Nursing student Brittanee Jackson planned to graduate in February from Brightwood College in Indianapolis.
Instead, the 30-year-old mother of three is one of thousands of students who were told this week that their colleges are closing abruptly.
“We are hurt, disappointed,” she said. “And this isn’t my first time going through this. I went through this with ITT Tech,” a for-profit college that closed 130 campuses in 2016.
The announcement this week that more than 70 campuses operated by Education Corporation of America are closing — including all its Brightwood College and Virginia College locations — seemed abrupt to the thousands of students who attend. They wondered what credit they will receive for their coursework and whether they will get tuition refunds.

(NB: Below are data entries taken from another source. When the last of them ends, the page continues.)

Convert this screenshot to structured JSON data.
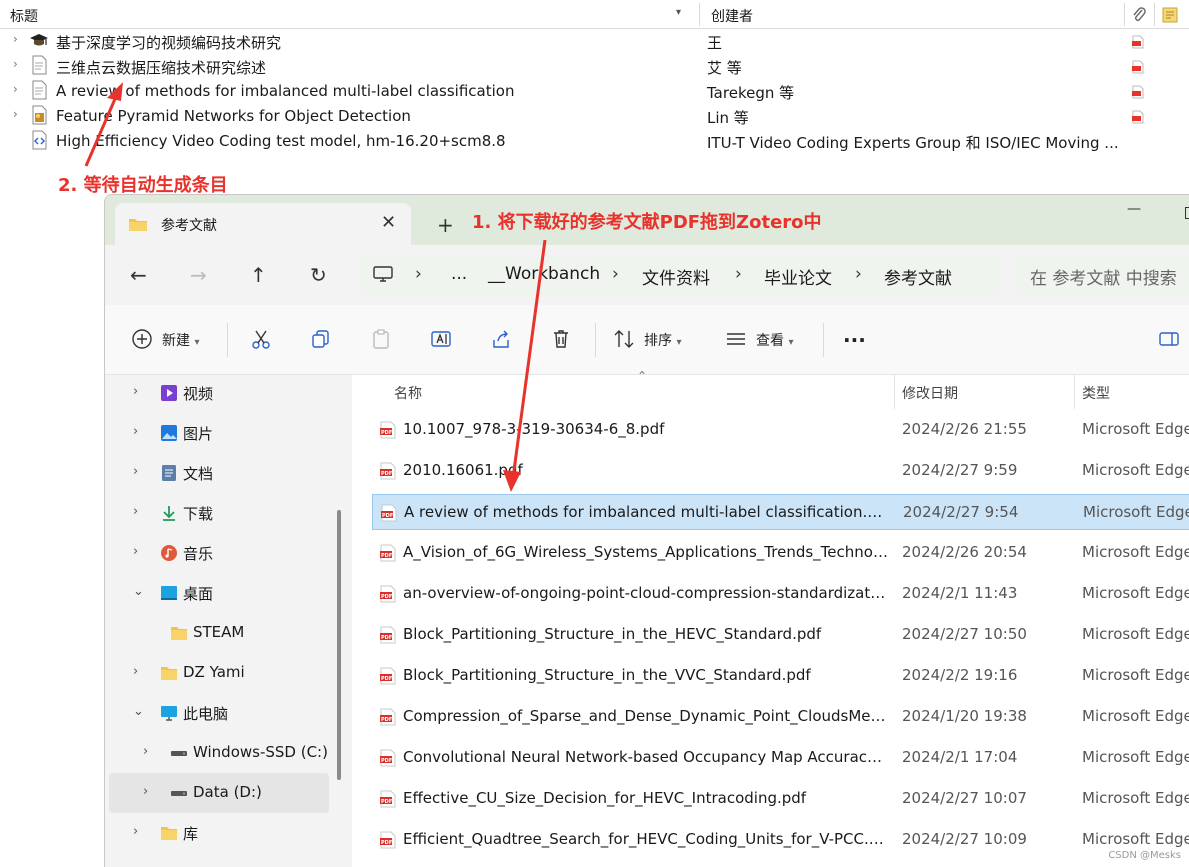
{
  "zotero": {
    "header": {
      "title": "标题",
      "creator": "创建者"
    },
    "items": [
      {
        "title": "基于深度学习的视频编码技术研究",
        "creator": "王",
        "type": "thesis",
        "has_pdf": true,
        "expandable": true
      },
      {
        "title": "三维点云数据压缩技术研究综述",
        "creator": "艾 等",
        "type": "document",
        "has_pdf": true,
        "expandable": true
      },
      {
        "title": "A review of methods for imbalanced multi-label classification",
        "creator": "Tarekegn 等",
        "type": "document",
        "has_pdf": true,
        "expandable": true
      },
      {
        "title": "Feature Pyramid Networks for Object Detection",
        "creator": "Lin 等",
        "type": "conference-paper",
        "has_pdf": true,
        "expandable": true
      },
      {
        "title": "High Efficiency Video Coding test model, hm-16.20+scm8.8",
        "creator": "ITU-T Video Coding Experts Group 和 ISO/IEC Moving ...",
        "type": "software",
        "has_pdf": false,
        "expandable": false
      }
    ]
  },
  "annotations": {
    "step2": "2. 等待自动生成条目",
    "step1": "1. 将下载好的参考文献PDF拖到Zotero中",
    "accent": "#e8322c"
  },
  "explorer": {
    "tab_label": "参考文献",
    "breadcrumb": [
      "...",
      "__Workbanch",
      "文件资料",
      "毕业论文",
      "参考文献"
    ],
    "search_placeholder": "在 参考文献 中搜索",
    "toolbar": {
      "new": "新建",
      "sort": "排序",
      "view": "查看",
      "more": "..."
    },
    "nav": [
      {
        "label": "视频",
        "icon": "videos-icon",
        "expanded": false
      },
      {
        "label": "图片",
        "icon": "pictures-icon",
        "expanded": false
      },
      {
        "label": "文档",
        "icon": "documents-icon",
        "expanded": false
      },
      {
        "label": "下载",
        "icon": "downloads-icon",
        "expanded": false
      },
      {
        "label": "音乐",
        "icon": "music-icon",
        "expanded": false
      },
      {
        "label": "桌面",
        "icon": "desktop-icon",
        "expanded": true
      },
      {
        "label": "STEAM",
        "icon": "folder-icon",
        "expanded": null
      },
      {
        "label": "DZ Yami",
        "icon": "folder-icon",
        "expanded": false
      },
      {
        "label": "此电脑",
        "icon": "this-pc-icon",
        "expanded": true
      },
      {
        "label": "Windows-SSD (C:)",
        "icon": "drive-icon",
        "expanded": false
      },
      {
        "label": "Data (D:)",
        "icon": "drive-icon",
        "expanded": false,
        "selected": true
      },
      {
        "label": "库",
        "icon": "library-icon",
        "expanded": false
      }
    ],
    "columns": {
      "name": "名称",
      "modified": "修改日期",
      "type": "类型"
    },
    "files": [
      {
        "name": "10.1007_978-3-319-30634-6_8.pdf",
        "modified": "2024/2/26 21:55",
        "type": "Microsoft Edge"
      },
      {
        "name": "2010.16061.pdf",
        "modified": "2024/2/27 9:59",
        "type": "Microsoft Edge"
      },
      {
        "name": "A review of methods for imbalanced multi-label classification.pdf",
        "modified": "2024/2/27 9:54",
        "type": "Microsoft Edge",
        "selected": true
      },
      {
        "name": "A_Vision_of_6G_Wireless_Systems_Applications_Trends_Technol...",
        "modified": "2024/2/26 20:54",
        "type": "Microsoft Edge"
      },
      {
        "name": "an-overview-of-ongoing-point-cloud-compression-standardizati...",
        "modified": "2024/2/1 11:43",
        "type": "Microsoft Edge"
      },
      {
        "name": "Block_Partitioning_Structure_in_the_HEVC_Standard.pdf",
        "modified": "2024/2/27 10:50",
        "type": "Microsoft Edge"
      },
      {
        "name": "Block_Partitioning_Structure_in_the_VVC_Standard.pdf",
        "modified": "2024/2/2 19:16",
        "type": "Microsoft Edge"
      },
      {
        "name": "Compression_of_Sparse_and_Dense_Dynamic_Point_CloudsMeth...",
        "modified": "2024/1/20 19:38",
        "type": "Microsoft Edge"
      },
      {
        "name": "Convolutional Neural Network-based Occupancy Map Accuracy I...",
        "modified": "2024/2/1 17:04",
        "type": "Microsoft Edge"
      },
      {
        "name": "Effective_CU_Size_Decision_for_HEVC_Intracoding.pdf",
        "modified": "2024/2/27 10:07",
        "type": "Microsoft Edge"
      },
      {
        "name": "Efficient_Quadtree_Search_for_HEVC_Coding_Units_for_V-PCC.pdf",
        "modified": "2024/2/27 10:09",
        "type": "Microsoft Edge"
      }
    ]
  },
  "watermark": "CSDN @Mesks"
}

But plenty of warning signs showed the schools were on shaky ground.
Here are the factors that led to the largest closure of for-profit institutions since ITT Tech in 2016 — and information for students who are wondering what’s next:
How it happened: Falling enrollment, financial trouble
The company based in Birmingham, Alabama, has been around since 1999, when it purchased Virginia College in Roanoke.
More campuses opened over the next few years along with Culinard, a culinary school. Online classes were added later, as well as branches in several states. In 2006, the company added another chain of schools to its portfolio, the San Diego Golf Academy.
ECA specializes in career programs for older students or those going back to school. The schools offer programs in cosmetology, massage, culinary arts, information technology and health, among others.
The company appeared to be on the upswing as recently as 2015, when it acquired 38 colleges operated by the for-profit Kaplan College Campuses. Stu Reed, ECA’s chief executive officer, described the acquisition as an exciting opportunity that would be a great fit.
The 2015 sale came when the for-profit industry was struggling after more federal regulation and scrutiny. The Obama administration took a tougher stance on for-profit career schools, cracking down on colleges where students took out huge loans and struggled to find jobs with the new degrees.
By 2018, however, ECA had failed to turn itself around. In a 2018 federal court filing, company officials disclosed “enrollment in many of ECA’s campuses has been falling for several years.”
They blamed the decline on the U.S. Department of Education’s decision in 2016 to remove federal recognition of the school’s accreditor, the Accrediting Council for Independent Colleges and Schools.
That group, the nation’s largest accreditor of for-profit schools, wasn’t an effective watchdog for student finances and taxpayers’ money, the government contended.